Kılıçdaroğlu, bazı il başkanlarının zor şartlar altında görev yaptığını, bazı bölgelerin yıllardır ihmal edildiğini ifade ederek özeleştiri yapmaktan da korkmayacaklarını söyledi.
Kendisine ''Üye olmak istiyoruz, bizi üye yapmıyorlar'' yönünde şikayetler geldiğini anlatan Kılıçdaroğlu, böyle bir lükslerinin olmadığını, CHP örgütünün kapılarının herkese açılması gerektiğini kaydetti.

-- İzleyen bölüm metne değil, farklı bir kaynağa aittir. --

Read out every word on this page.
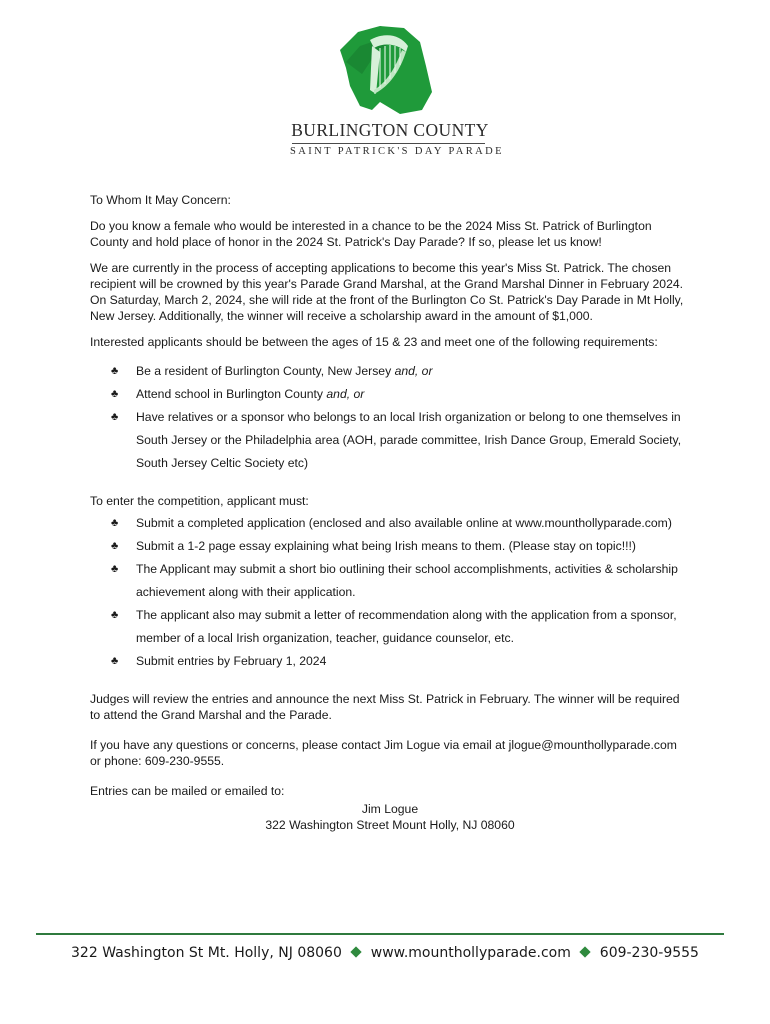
BURLINGTON COUNTY
SAINT PATRICK'S DAY PARADE

To Whom It May Concern:

Do you know a female who would be interested in a chance to be the 2024 Miss St. Patrick of Burlington County and hold place of honor in the 2024 St. Patrick's Day Parade? If so, please let us know!

We are currently in the process of accepting applications to become this year's Miss St. Patrick. The chosen recipient will be crowned by this year's Parade Grand Marshal, at the Grand Marshal Dinner in February 2024. On Saturday, March 2, 2024, she will ride at the front of the Burlington Co St. Patrick's Day Parade in Mt Holly, New Jersey. Additionally, the winner will receive a scholarship award in the amount of $1,000.

Interested applicants should be between the ages of 15 & 23 and meet one of the following requirements:

♣ Be a resident of Burlington County, New Jersey and, or
♣ Attend school in Burlington County and, or
♣ Have relatives or a sponsor who belongs to an local Irish organization or belong to one themselves in South Jersey or the Philadelphia area (AOH, parade committee, Irish Dance Group, Emerald Society, South Jersey Celtic Society etc)

To enter the competition, applicant must:

♣ Submit a completed application (enclosed and also available online at www.mounthollyparade.com)
♣ Submit a 1-2 page essay explaining what being Irish means to them. (Please stay on topic!!!)
♣ The Applicant may submit a short bio outlining their school accomplishments, activities & scholarship achievement along with their application.
♣ The applicant also may submit a letter of recommendation along with the application from a sponsor, member of a local Irish organization, teacher, guidance counselor, etc.
♣ Submit entries by February 1, 2024

Judges will review the entries and announce the next Miss St. Patrick in February. The winner will be required to attend the Grand Marshal and the Parade.

If you have any questions or concerns, please contact Jim Logue via email at jlogue@mounthollyparade.com or phone: 609-230-9555.

Entries can be mailed or emailed to:

Jim Logue
322 Washington Street Mount Holly, NJ 08060
322 Washington St Mt. Holly, NJ 08060 www.mounthollyparade.com 609-230-9555
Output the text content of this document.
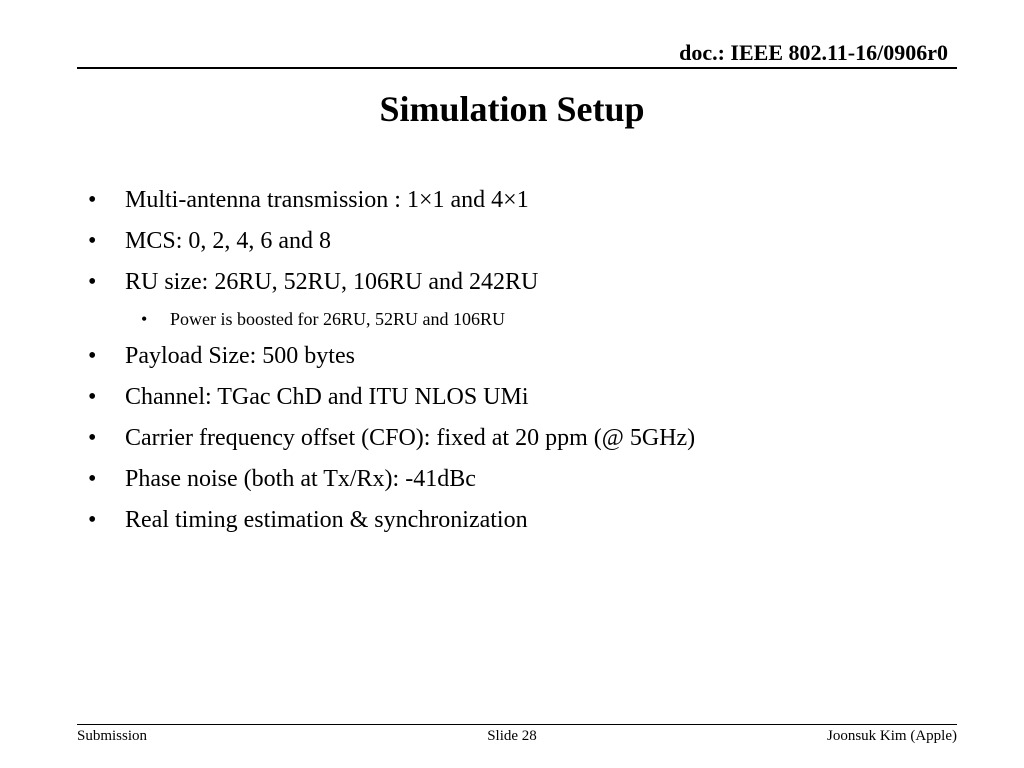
doc.: IEEE 802.11-16/0906r0
Simulation Setup
• Multi-antenna transmission : 1×1 and 4×1
• MCS: 0, 2, 4, 6 and 8
• RU size: 26RU, 52RU, 106RU and 242RU
• Power is boosted for 26RU, 52RU and 106RU
• Payload Size: 500 bytes
• Channel: TGac ChD and ITU NLOS UMi
• Carrier frequency offset (CFO): fixed at 20 ppm (@ 5GHz)
• Phase noise (both at Tx/Rx): -41dBc
• Real timing estimation & synchronization
Submission	Slide 28	Joonsuk Kim (Apple)
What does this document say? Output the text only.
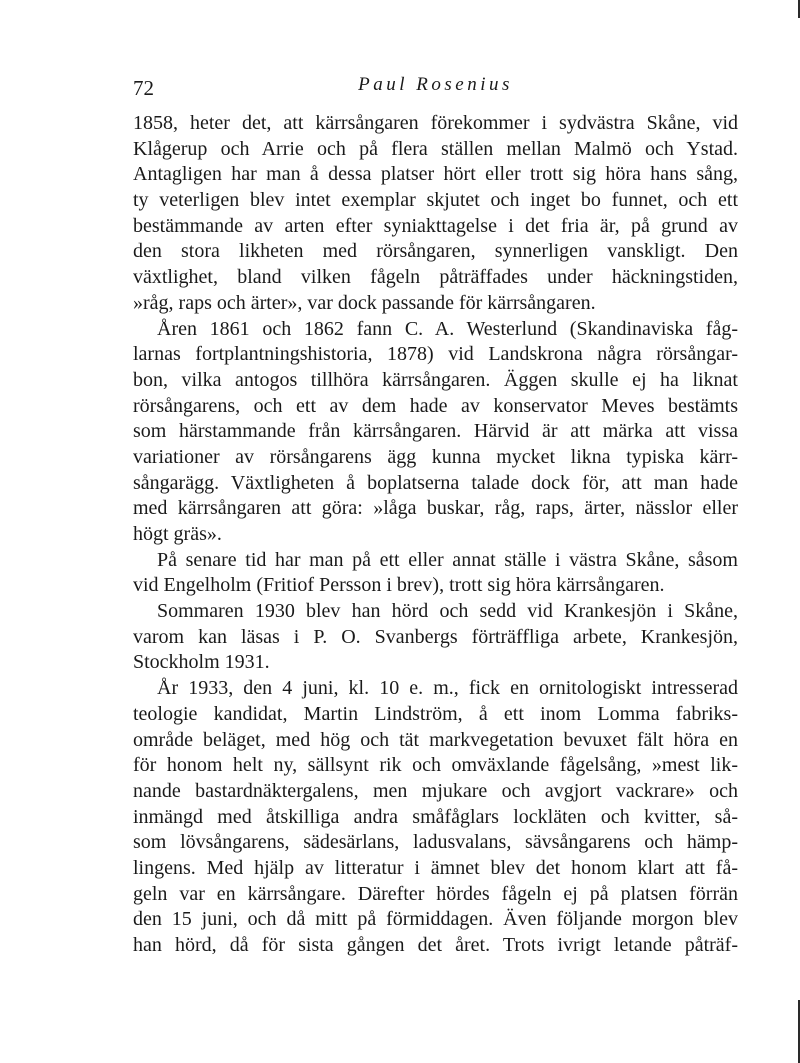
72	Paul Rosenius
1858, heter det, att kärrsångaren förekommer i sydvästra Skåne, vid
Klågerup och Arrie och på flera ställen mellan Malmö och Ystad.
Antagligen har man å dessa platser hört eller trott sig höra hans sång,
ty veterligen blev intet exemplar skjutet och inget bo funnet, och ett
bestämmande av arten efter syniakttagelse i det fria är, på grund av
den stora likheten med rörsångaren, synnerligen vanskligt. Den
växtlighet, bland vilken fågeln påträffades under häckningstiden,
»råg, raps och ärter», var dock passande för kärrsångaren.
Åren 1861 och 1862 fann C. A. Westerlund (Skandinaviska fåg-
larnas fortplantningshistoria, 1878) vid Landskrona några rörsångar-
bon, vilka antogos tillhöra kärrsångaren. Äggen skulle ej ha liknat
rörsångarens, och ett av dem hade av konservator Meves bestämts
som härstammande från kärrsångaren. Härvid är att märka att vissa
variationer av rörsångarens ägg kunna mycket likna typiska kärr-
sångarägg. Växtligheten å boplatserna talade dock för, att man hade
med kärrsångaren att göra: »låga buskar, råg, raps, ärter, nässlor eller
högt gräs».
På senare tid har man på ett eller annat ställe i västra Skåne, såsom
vid Engelholm (Fritiof Persson i brev), trott sig höra kärrsångaren.
Sommaren 1930 blev han hörd och sedd vid Krankesjön i Skåne,
varom kan läsas i P. O. Svanbergs förträffliga arbete, Krankesjön,
Stockholm 1931.
År 1933, den 4 juni, kl. 10 e. m., fick en ornitologiskt intresserad
teologie kandidat, Martin Lindström, å ett inom Lomma fabriks-
område beläget, med hög och tät markvegetation bevuxet fält höra en
för honom helt ny, sällsynt rik och omväxlande fågelsång, »mest lik-
nande bastardnäktergalens, men mjukare och avgjort vackrare» och
inmängd med åtskilliga andra småfåglars lockläten och kvitter, så-
som lövsångarens, sädesärlans, ladusvalans, sävsångarens och hämp-
lingens. Med hjälp av litteratur i ämnet blev det honom klart att få-
geln var en kärrsångare. Därefter hördes fågeln ej på platsen förrän
den 15 juni, och då mitt på förmiddagen. Även följande morgon blev
han hörd, då för sista gången det året. Trots ivrigt letande påträf-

İl Başkanlarını bulundukları yerdeki kanaat önderleriyle, sivil toplum örgütleriyle diyalog halinde bulunmaya çağıran Kılıçdaroğlu, Gençlik Kolları ve Kadın Kolları'ndan 15 günde bir yaptıkları çalışmalara dair rapor istediğini belirtti.
Kendilerinin de hatalarının bulunabileceğini, eleştirilere her zaman açık olduklarını bildiren Kılıçdaroğlu, sözlerini ''Anamuhalefet gömleği bize dar geliyor. Biz iktidar olacağız. Kararlı olacağız, inançlı olacağız ve iktidar olmak için de çabalayacağız. Bu çabaya katkı verecek olan, bu çabayı kararlılıkla sürdürecek olan yol arkadaşlarım sizlersiniz'' diyerek tamamladı.
Öte yandan toplantının başlangıcında genel saymanlık tarafından, 2011 Genel Seçimlerinin de dikkate alınarak, gelecek yılın tahmini bütçesinin hazırlanmasını isteyen birer yazı il başkanlarına dağıtıldı. Toplantı konuşmanın ardından basına kapalı olarak devam etti.